1. In deze uitspraak beslist de voorlopige voorzieningenrechter op het verzoek om een voorlopige voorziening van verzoeker tegen het besluit van 23 februari 2023 van de burgemeester op grond van artikel 13b van de Opiumwet. Aan verzoeker is een last onder bestuursdwang opgelegd die ertoe strekt dat hij met ingang van 14 maart 2023 de woning gelegen aan de [adres] te [woonplaats] (hierna: de woning) moet sluiten en voor twaalf maanden gesloten moet houden.
1.1.
Verzoeker heeft tegen het bestreden besluit bezwaar gemaakt. Tevens heeft hij de voorzieningenrechter verzocht om een voorlopige voorziening te treffen.
1.2.
De burgemeester heeft de griffie van de rechtbank telefonisch laten weten het besluit te schorsen tot de uitspraak op het verzoek om voorlopige voorziening.
1.3
De voorzieningenrechter heeft het verzoek op 23 maart 2023 op zitting behandeld. Hieraan hebben deelgenomen: verzoeker (vergezeld door zijn moeder en zijn tante), de gemachtigde van verzoeker en de gemachtigde van het college en mr. M. ter Huurne.

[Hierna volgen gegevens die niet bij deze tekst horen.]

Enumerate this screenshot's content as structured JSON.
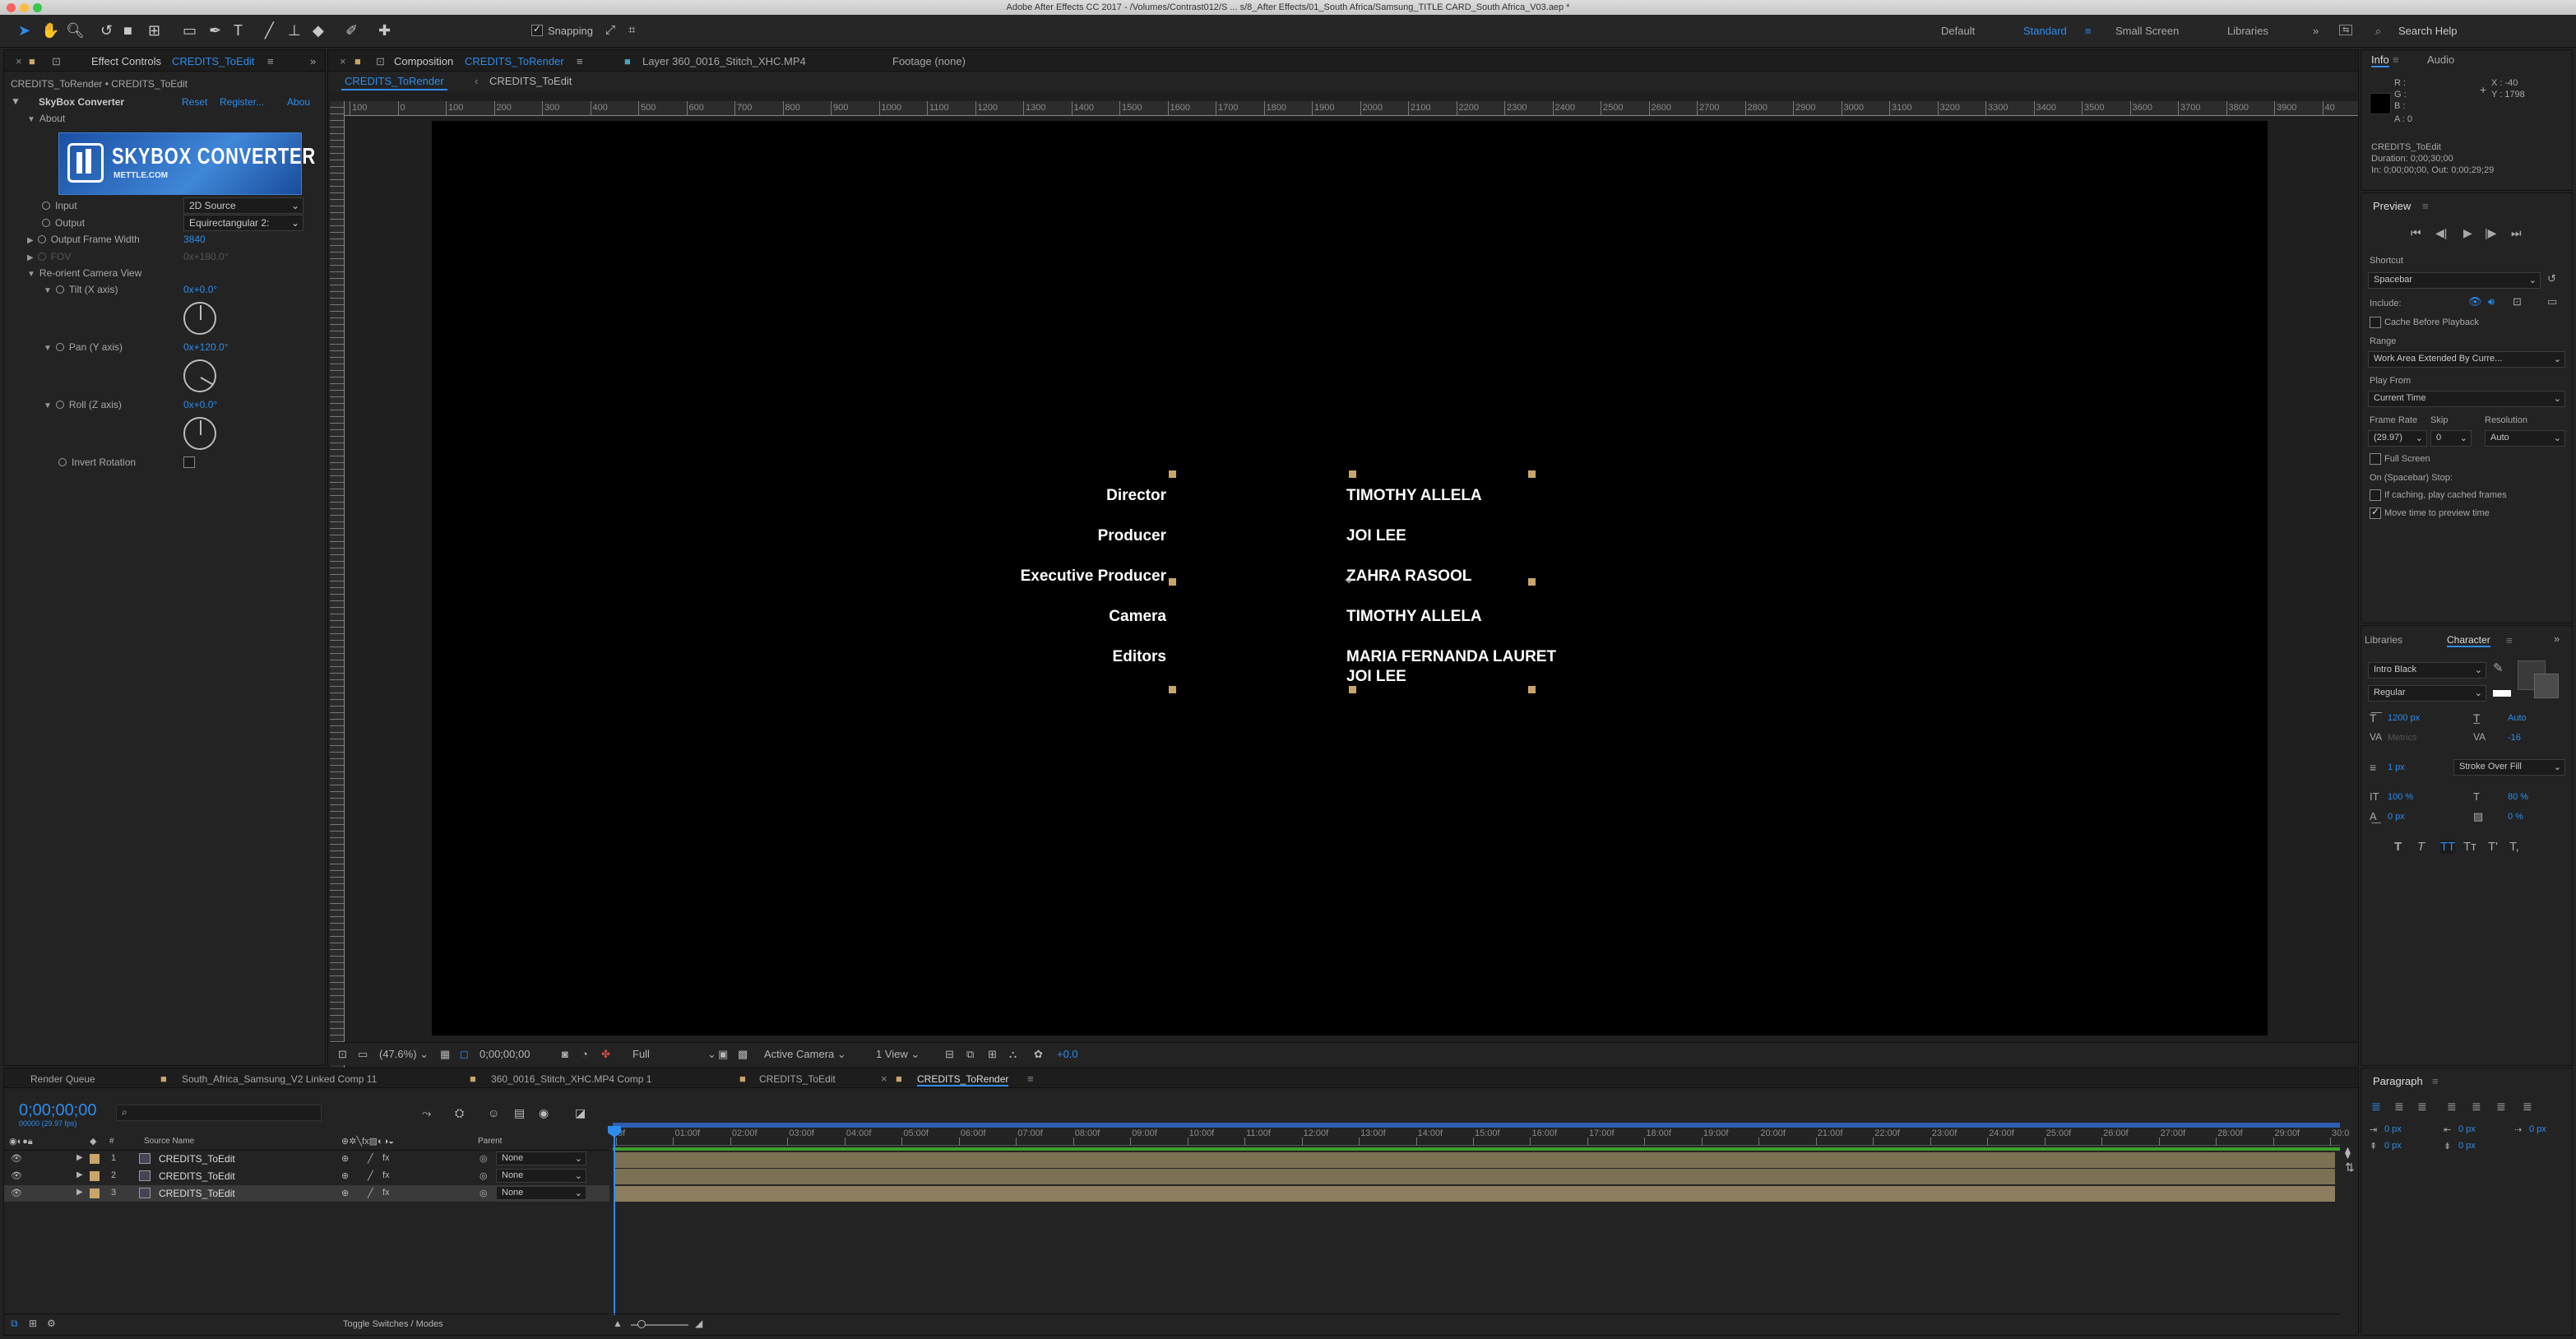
{
  "title": "Adobe After Effects CC 2017 - /Volumes/Contrast012/S ... s/8_After Effects/01_South Africa/Samsung_TITLE CARD_South Africa_V03.aep *",
  "workspaces": [
    "Default",
    "Standard",
    "Small Screen",
    "Libraries"
  ],
  "search_help": "Search Help",
  "toolbar": {
    "snapping": "Snapping"
  },
  "effect_controls": {
    "tab": "Effect Controls",
    "tab_target": "CREDITS_ToEdit",
    "breadcrumb": "CREDITS_ToRender • CREDITS_ToEdit",
    "effect_name": "SkyBox Converter",
    "reset": "Reset",
    "register": "Register...",
    "about_link": "Abou",
    "about": "About",
    "logo_title": "SKYBOX CONVERTER",
    "logo_sub": "METTLE.COM",
    "input_label": "Input",
    "input_value": "2D Source",
    "output_label": "Output",
    "output_value": "Equirectangular 2:",
    "ofw_label": "Output Frame Width",
    "ofw_value": "3840",
    "fov_label": "FOV",
    "fov_value": "0x+180.0°",
    "reorient": "Re-orient Camera View",
    "tilt_label": "Tilt (X axis)",
    "tilt_value": "0x+0.0°",
    "pan_label": "Pan (Y axis)",
    "pan_value": "0x+120.0°",
    "roll_label": "Roll (Z axis)",
    "roll_value": "0x+0.0°",
    "invert": "Invert Rotation"
  },
  "comp": {
    "tab_prefix": "Composition",
    "tab_name": "CREDITS_ToRender",
    "layer_tab": "Layer 360_0016_Stitch_XHC.MP4",
    "footage_tab": "Footage (none)",
    "sub_active": "CREDITS_ToRender",
    "sub_other": "CREDITS_ToEdit",
    "ruler_labels": [
      "100",
      "0",
      "100",
      "200",
      "300",
      "400",
      "500",
      "600",
      "700",
      "800",
      "900",
      "1000",
      "1100",
      "1200",
      "1300",
      "1400",
      "1500",
      "1600",
      "1700",
      "1800",
      "1900",
      "2000",
      "2100",
      "2200",
      "2300",
      "2400",
      "2500",
      "2600",
      "2700",
      "2800",
      "2900",
      "3000",
      "3100",
      "3200",
      "3300",
      "3400",
      "3500",
      "3600",
      "3700",
      "3800",
      "3900",
      "40"
    ],
    "credits": [
      {
        "role": "Director",
        "names": [
          "TIMOTHY ALLELA"
        ]
      },
      {
        "role": "Producer",
        "names": [
          "JOI LEE"
        ]
      },
      {
        "role": "Executive Producer",
        "names": [
          "ZAHRA RASOOL"
        ]
      },
      {
        "role": "Camera",
        "names": [
          "TIMOTHY ALLELA"
        ]
      },
      {
        "role": "Editors",
        "names": [
          "MARIA FERNANDA LAURET",
          "JOI LEE"
        ]
      }
    ],
    "footer": {
      "zoom": "(47.6%)",
      "time": "0;00;00;00",
      "resolution": "Full",
      "camera": "Active Camera",
      "views": "1 View",
      "exposure": "+0.0"
    }
  },
  "info": {
    "tab": "Info",
    "audio_tab": "Audio",
    "r": "R :",
    "g": "G :",
    "b": "B :",
    "a": "A : 0",
    "x": "X : -40",
    "y": "Y : 1798",
    "layer": "CREDITS_ToEdit",
    "duration": "Duration: 0;00;30;00",
    "inout": "In: 0;00;00;00, Out: 0;00;29;29"
  },
  "preview": {
    "tab": "Preview",
    "shortcut_label": "Shortcut",
    "shortcut": "Spacebar",
    "include": "Include:",
    "cache": "Cache Before Playback",
    "range_label": "Range",
    "range": "Work Area Extended By Curre...",
    "play_from_label": "Play From",
    "play_from": "Current Time",
    "frame_rate_label": "Frame Rate",
    "skip_label": "Skip",
    "resolution_label": "Resolution",
    "frame_rate": "(29.97)",
    "skip": "0",
    "resolution": "Auto",
    "full_screen": "Full Screen",
    "stop_label": "On (Spacebar) Stop:",
    "if_caching": "If caching, play cached frames",
    "move_time": "Move time to preview time"
  },
  "character": {
    "libraries_tab": "Libraries",
    "tab": "Character",
    "font": "Intro Black",
    "style": "Regular",
    "size": "1200 px",
    "leading": "Auto",
    "kerning": "Metrics",
    "tracking": "-16",
    "stroke": "1 px",
    "stroke_mode": "Stroke Over Fill",
    "vscale": "100 %",
    "hscale": "80 %",
    "baseline": "0 px",
    "tsume": "0 %",
    "styles": [
      "T",
      "T",
      "TT",
      "Tт",
      "T'",
      "T,"
    ]
  },
  "paragraph": {
    "tab": "Paragraph",
    "indent_left": "0 px",
    "indent_right": "0 px",
    "first_line": "0 px",
    "space_before": "0 px",
    "space_after": "0 px"
  },
  "timeline": {
    "tabs": [
      "Render Queue",
      "South_Africa_Samsung_V2 Linked Comp 11",
      "360_0016_Stitch_XHC.MP4 Comp 1",
      "CREDITS_ToEdit",
      "CREDITS_ToRender"
    ],
    "timecode": "0;00;00;00",
    "fps": "00000 (29.97 fps)",
    "col_source": "Source Name",
    "col_parent": "Parent",
    "layers": [
      {
        "num": "1",
        "name": "CREDITS_ToEdit",
        "parent": "None"
      },
      {
        "num": "2",
        "name": "CREDITS_ToEdit",
        "parent": "None"
      },
      {
        "num": "3",
        "name": "CREDITS_ToEdit",
        "parent": "None"
      }
    ],
    "ticks": [
      "0f",
      "01:00f",
      "02:00f",
      "03:00f",
      "04:00f",
      "05:00f",
      "06:00f",
      "07:00f",
      "08:00f",
      "09:00f",
      "10:00f",
      "11:00f",
      "12:00f",
      "13:00f",
      "14:00f",
      "15:00f",
      "16:00f",
      "17:00f",
      "18:00f",
      "19:00f",
      "20:00f",
      "21:00f",
      "22:00f",
      "23:00f",
      "24:00f",
      "25:00f",
      "26:00f",
      "27:00f",
      "28:00f",
      "29:00f",
      "30:0"
    ],
    "toggle": "Toggle Switches / Modes"
  }
}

Beoordeling door de voorzieningenrechter

2. Het oordeel van de voorzieningenrechter heeft een voorlopig karakter en bindt de rechtbank in een (eventueel) bodemgeding niet.
3. De voorzieningenrechter kan een voorziening treffen, indien is voldaan aan de vereisten die in artikel 8:81 van de Algemene wet bestuursrecht (Awb) staan vermeld. In dit artikel is bepaald dat indien tegen een besluit, voorafgaand aan een mogelijk beroep bij de bestuursrechter, bezwaar is gemaakt, de voorzieningenrechter van de bestuursrechter die bevoegd is of kan worden in de hoofdzaak, op verzoek een voorlopige voorziening treffen indien onverwijlde spoed, gelet op de betrokken belangen, dat vereist.
4. De voorzieningenrechter is van oordeel dat aan het in artikel 8:81 van de Awb neergelegde connexiteitsvereiste is voldaan, nu verzoeker een bezwaarschrift heeft ingediend tegen het besluit ten aanzien waarvan de voorlopige voorziening wordt gevraagd en de bestuursrechter bevoegd moet worden geacht om van de (eventuele) hoofdzaak kennis te nemen.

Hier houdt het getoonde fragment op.